# Check Engine Light and P21A9



## JPinSTL (Jul 9, 2018)

2018 RS Hatch 6MT Diesel with 15K on it. Just threw this code. Went to Napa for a free scan before heading to the dealer. Their scanner through some generic info with no details, likely an OEM code? One thing I did notice was the DEF level indicator was not reading that day but is showing 35% now. Outside temp was approx 32º so I'm guessing maybe a DEF heater/sensor issue? Anyone seen this? Car seems to run fine, but I'm planning some driving over the coming holiday weekend. I did google and their is a TSB listed with this code but no details.
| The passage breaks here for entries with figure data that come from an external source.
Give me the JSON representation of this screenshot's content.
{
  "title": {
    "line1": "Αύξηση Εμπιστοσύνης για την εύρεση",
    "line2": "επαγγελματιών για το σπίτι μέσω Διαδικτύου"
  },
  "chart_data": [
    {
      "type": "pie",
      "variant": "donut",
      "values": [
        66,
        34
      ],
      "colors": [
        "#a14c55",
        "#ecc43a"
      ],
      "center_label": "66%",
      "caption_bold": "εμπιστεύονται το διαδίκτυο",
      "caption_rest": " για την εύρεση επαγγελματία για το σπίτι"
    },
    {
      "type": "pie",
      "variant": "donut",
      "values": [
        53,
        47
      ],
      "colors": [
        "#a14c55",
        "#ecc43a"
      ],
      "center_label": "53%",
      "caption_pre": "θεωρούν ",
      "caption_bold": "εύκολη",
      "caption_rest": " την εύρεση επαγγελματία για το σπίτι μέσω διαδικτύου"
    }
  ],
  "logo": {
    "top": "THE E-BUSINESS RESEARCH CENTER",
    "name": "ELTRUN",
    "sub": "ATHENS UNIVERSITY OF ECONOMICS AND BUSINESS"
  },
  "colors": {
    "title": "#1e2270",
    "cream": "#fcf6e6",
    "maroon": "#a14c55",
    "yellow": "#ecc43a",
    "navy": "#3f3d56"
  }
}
Thanks - JP


----------



## Blasirl (Mar 31, 2015)

So far all I can find is this:

Reductant Level Sensor B Circuit Range/Performance

and 

A BMW thread suggests that this is related to DEF level sensor

and here is another BMW thread: https://www.e90post.com/forums/showthread.php?t=1245724


----------



## Ma v e n (Oct 8, 2018)

P21A9 is a rationality check on the reductant level sensor #2, this code means the level sensor was giving unbelievable, but still valid data for more than 1/4 mile. Level sensors, and wiring concerns are the usual culprit here.


----------



## JPinSTL (Jul 9, 2018)

So after a few starts I'm no longer showing a MIL. It is supposed to be cold again (below freezing) for the next few days so we will see if the code throws again? If it does I'm going to guess its the DEF Heater failed and the sensor is reading incorrectly.


----------



## JeramiaK (Mar 4, 2019)

Same thing happened to my 2018 Cruze to hatchback with13,568 miles. I took it in and they had no idea what this code was... So next Tues it goes in to be looked at. my DEF fluid level wasn't reading either, but it is on now, so we will see if it stays on till then. Current temps are in 5-20°f area


----------